I use Pyspark 2.1
to compute table and column statistics out of hive tables.
When I do:
spark.sql("ANALYZE TABLE <table name> COMPUTES STATISTICS")
I am able to collect the stats with a DESCRIBE EXTENDED
SQL command:
spark.sql("DESCRIBE EXTENDED <table name>").show()
However, when computing column statistics like so:
spark.sql("ANALYZE TABLE <table name> COMPUTES STATISTICS FOR COLUMNS")
The job gets sent and successfully done, but I am unable to collect the stats using the SQL command as advised by this answer:
spark.sql("DESCRIBE EXTENDED <table name> <column name>").show()
I get :
ParseException Unsupported SQL statement
Reissuing the same DESCRIBE EXTENDED
query (without the column name) does not
return any changes in the CatalogTable : I can only see the table statistics (i.e. sizeInBytes and rowCount).
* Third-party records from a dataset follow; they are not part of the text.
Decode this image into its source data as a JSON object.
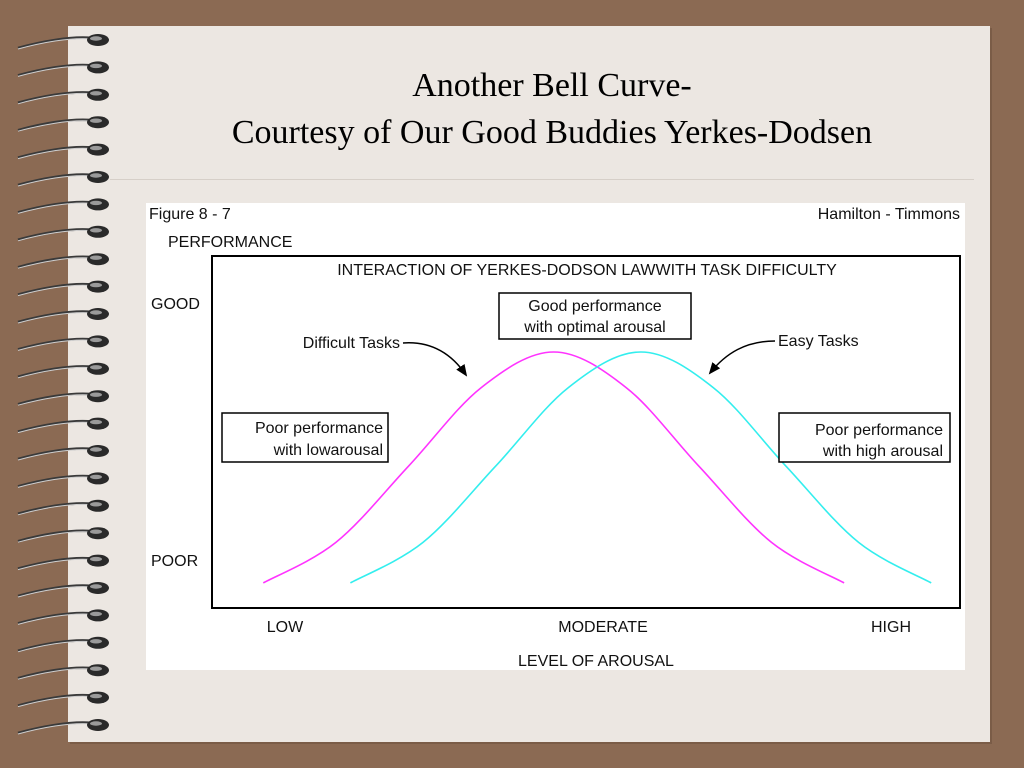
{
  "slide": {
    "title_line_1": "Another Bell Curve-",
    "title_line_2": "Courtesy of Our Good Buddies Yerkes-Dodsen"
  },
  "figure": {
    "figure_number": "Figure 8 - 7",
    "credit": "Hamilton - Timmons",
    "boxes": {
      "low": [
        "Poor performance",
        "with lowarousal"
      ],
      "optimal": [
        "Good performance",
        "with optimal arousal"
      ],
      "high": [
        "Poor performance",
        "with high arousal"
      ]
    },
    "arrow_labels": {
      "difficult": "Difficult Tasks",
      "easy": "Easy Tasks"
    }
  },
  "chart_data": {
    "type": "line",
    "title": "INTERACTION OF YERKES-DODSON LAWWITH TASK DIFFICULTY",
    "xlabel": "LEVEL OF AROUSAL",
    "ylabel": "PERFORMANCE",
    "x_tick_labels": [
      "LOW",
      "MODERATE",
      "HIGH"
    ],
    "y_tick_labels": [
      "POOR",
      "GOOD"
    ],
    "xlim": [
      0,
      100
    ],
    "ylim": [
      0,
      100
    ],
    "grid": false,
    "legend": "none",
    "series": [
      {
        "name": "Difficult Tasks",
        "color": "#ff33ff",
        "x": [
          5,
          15,
          25,
          35,
          45,
          55,
          65,
          75,
          85
        ],
        "y": [
          3,
          20,
          52,
          85,
          100,
          85,
          52,
          20,
          3
        ]
      },
      {
        "name": "Easy Tasks",
        "color": "#33eeee",
        "x": [
          17,
          27,
          37,
          47,
          57,
          67,
          77,
          87,
          97
        ],
        "y": [
          3,
          20,
          52,
          85,
          100,
          85,
          52,
          20,
          3
        ]
      }
    ]
  }
}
This other answer suggests to retrieve Spark statistics from a "table" in the metastore, but this is cryptic to me...
How can I access these column-level statistics within Spark ?
Edit : I have investigated this further which allows me to refine the scope of my question :
It looks like my Hive client (Hive View 2.0) and Spark SQL do not write the statistics in the same location.
When using Spark SQL's
ANALYZE TABLE
method, -only- table statistics show up in a Statistics key of the CatalogTable:Statistics: sizeInBytes=15196959528, rowCount=39763901, isBroadcastable=false
However, Hive View is blind to these stats, which are not listed in my table statistics
Conversely, when computing table or columns statistics within Hive View, I can collect table statistics with Spark SQL's
DESCRIBE EXTENDED
method, but they appear in the Properties key of my CatalogTable. It also indicates if some column statistics have been computed :Properties: [numFiles=20, transient_lastDdlTime=1540381765, totalSize=15196959528, COLUMN_STATS_ACCURATE={"COLUMN_STATS":{"bubble_level":"true","bubble_level_n1s":"true","timestamp":"true"}}]
Thus these pieces of information appear to be independent, and my question then becomes : which piece can be used by Spark to optimize execution plan ? I understand that some of these questions could be solved by upgrading to latest version of Spark, but this is not on my schedule for the moment.
The above-mentioned answer of Jacek Laskowski suggests Hive's statistics can be used if they are available through Spark SQL DESCRIBE EXTENDED
method.
Can anybody confirm this ?
Many thanks in advance for helping me to clear this up.